26.11.19

Le schmock – Franz Olivier Giesbert



Le schmock, c’est un mot d’argot yiddish pour décrire à la fois le pénis, celui dont on se moque et l’imbécile. Un qualificatif qui paraît parfaitement convenir pour désigner ce petit caporal à l’allure ridicule, médiocre peintre du dimanche, aux idées racistes aussi pestilentielles que son haleine et les pets que ses intestins perpétuellement dérangés ne cessent de lâcher.

Un homme qu’un officier, grand bourgeois munichois, aura eu l’occasion de commander et d’apprécier dans les tranchées de la Première Guerre Mondiale. Une fois le conflit terminé, il en fera l’un de ses invités réguliers, aux côtés de sommités artistiques, de ses déjeuners auxquels participent aussi le couple formé par son ami d’enfance et collaborateur accompagné de son épouse. Le seul « petit » problème est qu’ils sont juifs. Un détail qu’Hitler oubliera d’autant moins que la femme du couple lui aura tenu tête.

C’est en suivant le destin de ces personnages mouvementé et souvent aussi tragique que la période à laquelle ils appartiennent que Franz Olivier Giesbert va tenter de nous donner à comprendre comment un « schmock » sur lequel on ne parierait au départ pas un kopeck va accéder au pouvoir et plonger le monde dans une folie totale annonciatrice des grands génocides qui caractérisent à distance le vingtième siècle.
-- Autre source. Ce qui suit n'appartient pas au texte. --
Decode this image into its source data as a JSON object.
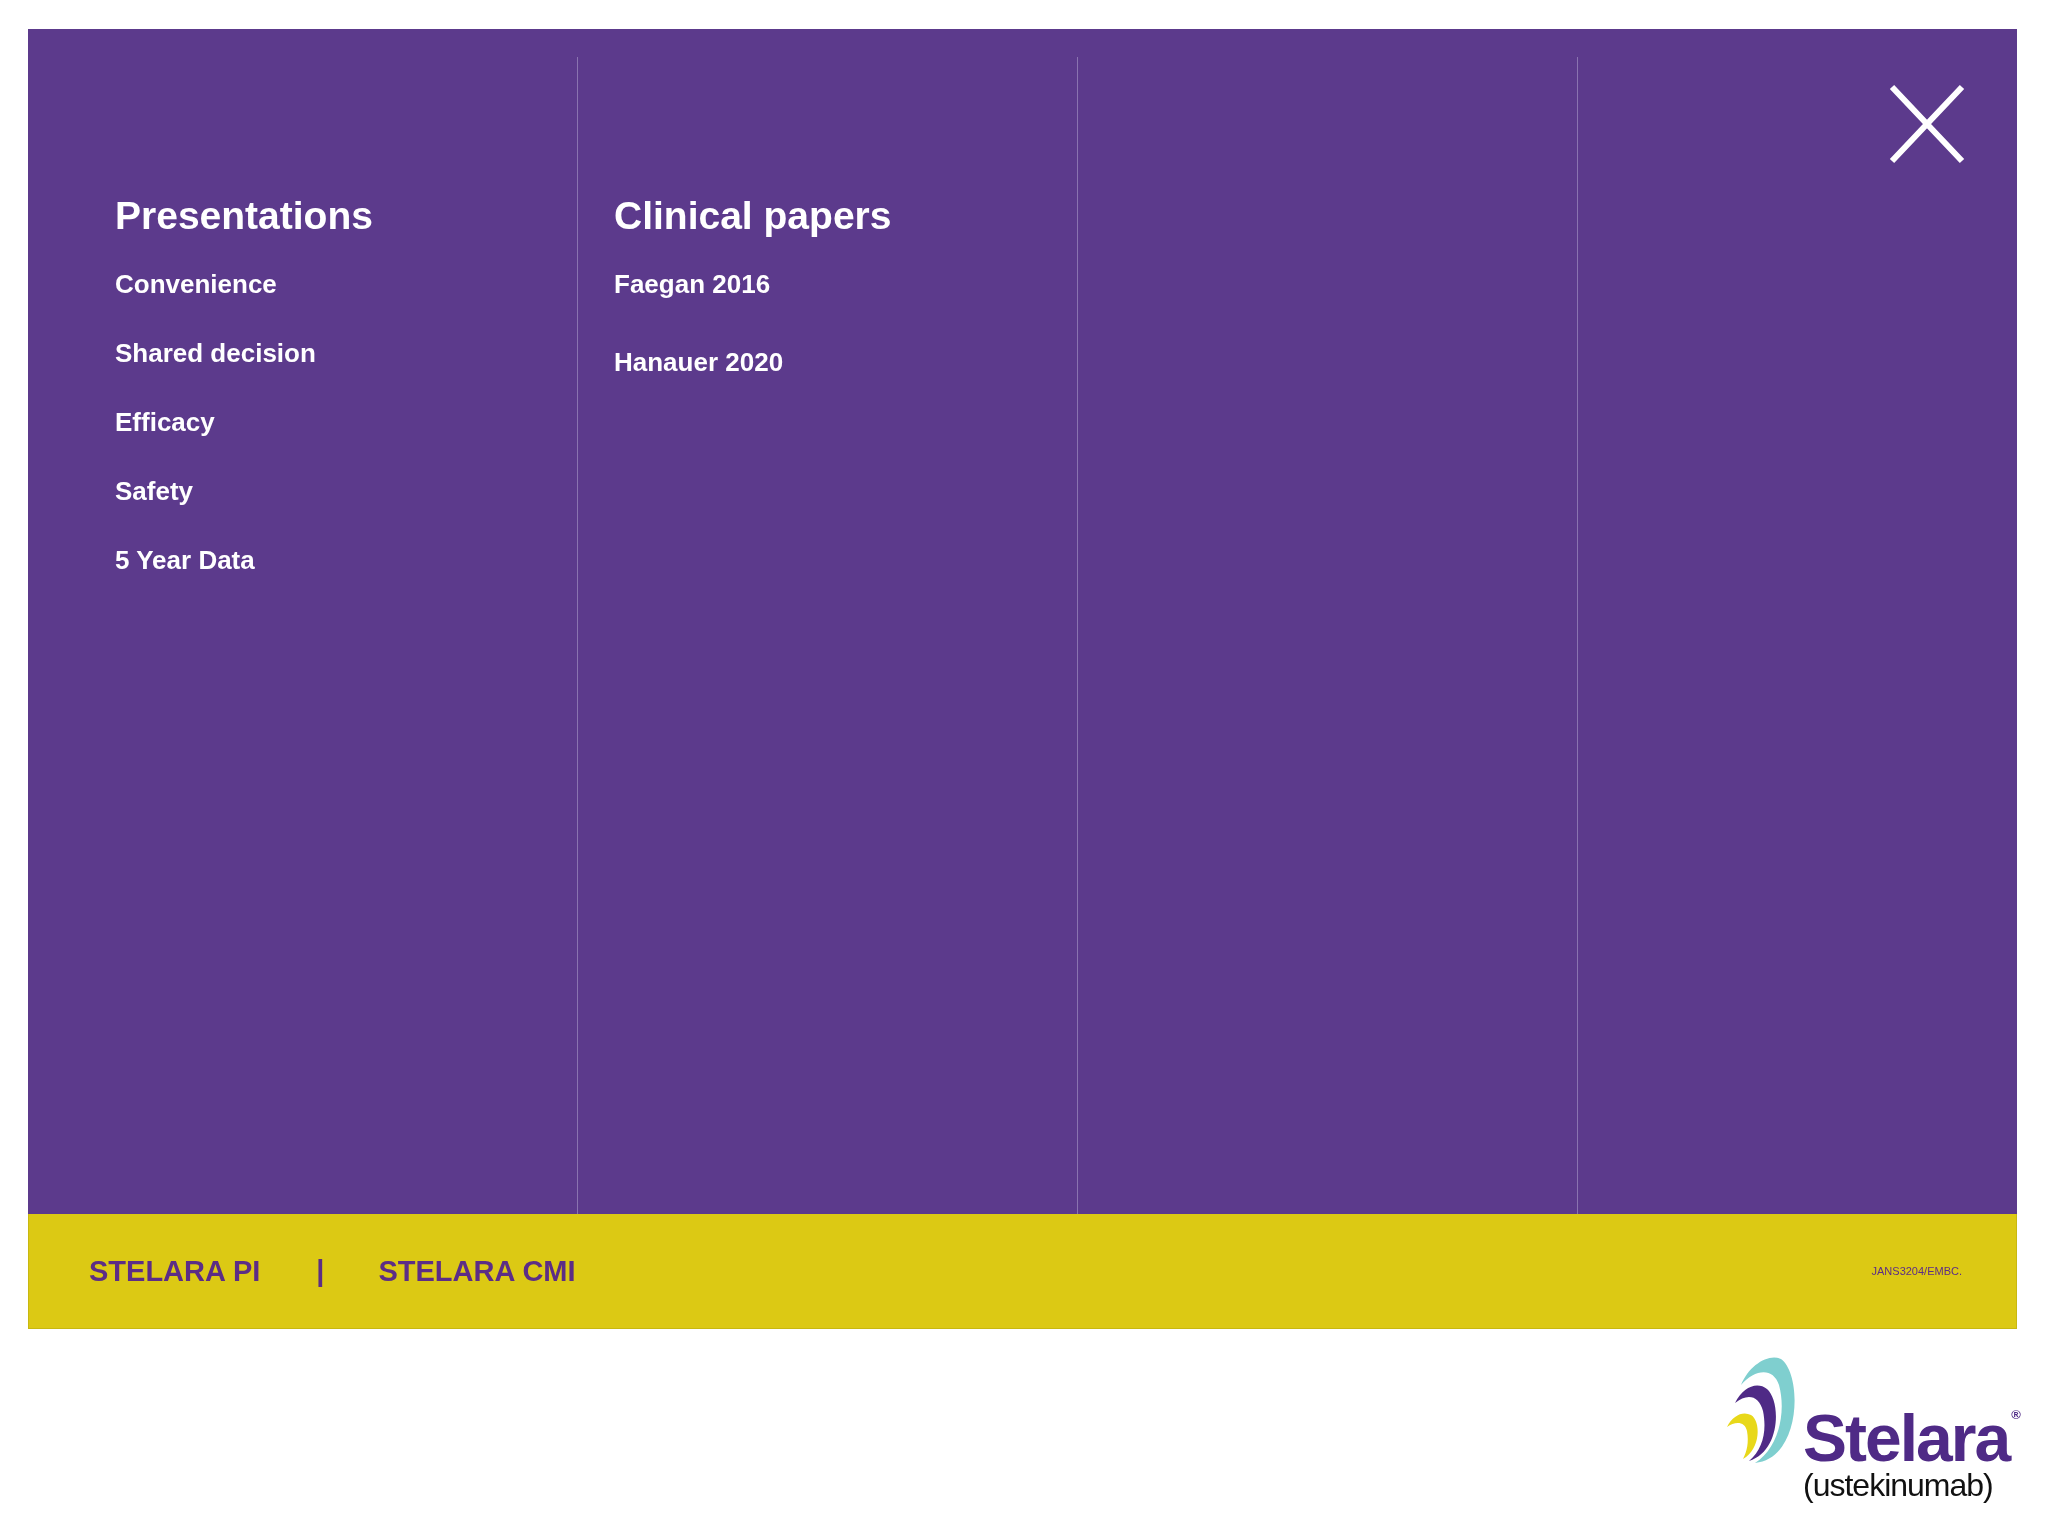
{
  "menu": {
    "columns": [
      {
        "heading": "Presentations",
        "items": [
          "Convenience",
          "Shared decision",
          "Efficacy",
          "Safety",
          "5 Year Data"
        ]
      },
      {
        "heading": "Clinical papers",
        "items": [
          "Faegan 2016",
          "Hanauer 2020"
        ]
      }
    ]
  },
  "footer": {
    "links": [
      {
        "label": "STELARA PI"
      },
      {
        "label": "STELARA CMI"
      }
    ],
    "separator": "|",
    "code": "JANS3204/EMBC."
  },
  "logo": {
    "name": "Stelara",
    "mark": "®",
    "subtitle": "(ustekinumab)"
  }
}
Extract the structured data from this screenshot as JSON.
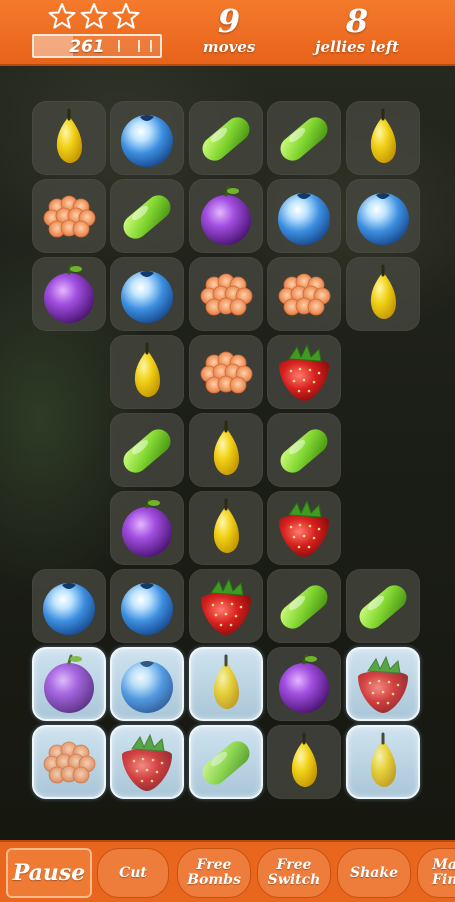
{
  "hud": {
    "score": "261",
    "score_progress": 0.31,
    "stars_earned": 0,
    "moves_value": "9",
    "moves_label": "moves",
    "jellies_value": "8",
    "jellies_label": "jellies left"
  },
  "board": {
    "rows": [
      [
        "banana",
        "blueberry",
        "grape",
        "grape",
        "banana"
      ],
      [
        "raspberry",
        "grape",
        "plum",
        "blueberry",
        "blueberry"
      ],
      [
        "plum",
        "blueberry",
        "raspberry",
        "raspberry",
        "banana"
      ],
      [
        null,
        "banana",
        "raspberry",
        "strawberry",
        null
      ],
      [
        null,
        "grape",
        "banana",
        "grape",
        null
      ],
      [
        null,
        "plum",
        "banana",
        "strawberry",
        null
      ],
      [
        "blueberry",
        "blueberry",
        "strawberry",
        "grape",
        "grape"
      ],
      [
        "plum",
        "blueberry",
        "banana",
        "plum",
        "strawberry"
      ],
      [
        "raspberry",
        "strawberry",
        "grape",
        "banana",
        "banana"
      ]
    ],
    "jelly": [
      [
        false,
        false,
        false,
        false,
        false
      ],
      [
        false,
        false,
        false,
        false,
        false
      ],
      [
        false,
        false,
        false,
        false,
        false
      ],
      [
        false,
        false,
        false,
        false,
        false
      ],
      [
        false,
        false,
        false,
        false,
        false
      ],
      [
        false,
        false,
        false,
        false,
        false
      ],
      [
        false,
        false,
        false,
        false,
        false
      ],
      [
        true,
        true,
        true,
        false,
        true
      ],
      [
        true,
        true,
        true,
        false,
        true
      ]
    ]
  },
  "toolbar": {
    "pause": "Pause",
    "cut": "Cut",
    "free_bombs": "Free\nBombs",
    "free_switch": "Free\nSwitch",
    "shake": "Shake",
    "more": "Ma\nFin"
  },
  "colors": {
    "bar": "#e8661e",
    "banana": "#f2d21a",
    "blueberry": "#3d8fe0",
    "grape": "#84d832",
    "plum": "#7d2fb8",
    "raspberry": "#f4935a",
    "strawberry": "#d8201f"
  }
}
On y voit à l’œuvre la compromission, des relations sans cesse basées sur un mélange d‘intérêt et de peur, la bêtise la plus totale au service d’hommes prêts à tout pour faire valoir leur projet ou leurs intérêts. Le tout sur un fonds perfide et nauséabond d’anti-sémitisme entretenu par le besoin de désigner une victime que l’humiliation d’une défaite et de ses conséquences en termes de dommages de guerre a rendu aussi vive que purulente.

C’est par les yeux du seul rescapé de cette tragédie humaine, devenu le plus vieil homme du monde retrouvant par hasard son amour de jeunesse que la barbarie fasciste lui avait enlevée que nous suivons tout ceci. Comme toujours avec FOG, le style est au service de l’histoire. On se passionne donc aisément pour ce très beau livre qui rend compte avec talent, élégance, force et un certain humour décalé aussi du moment le plus noir de notre civilisation occidentale.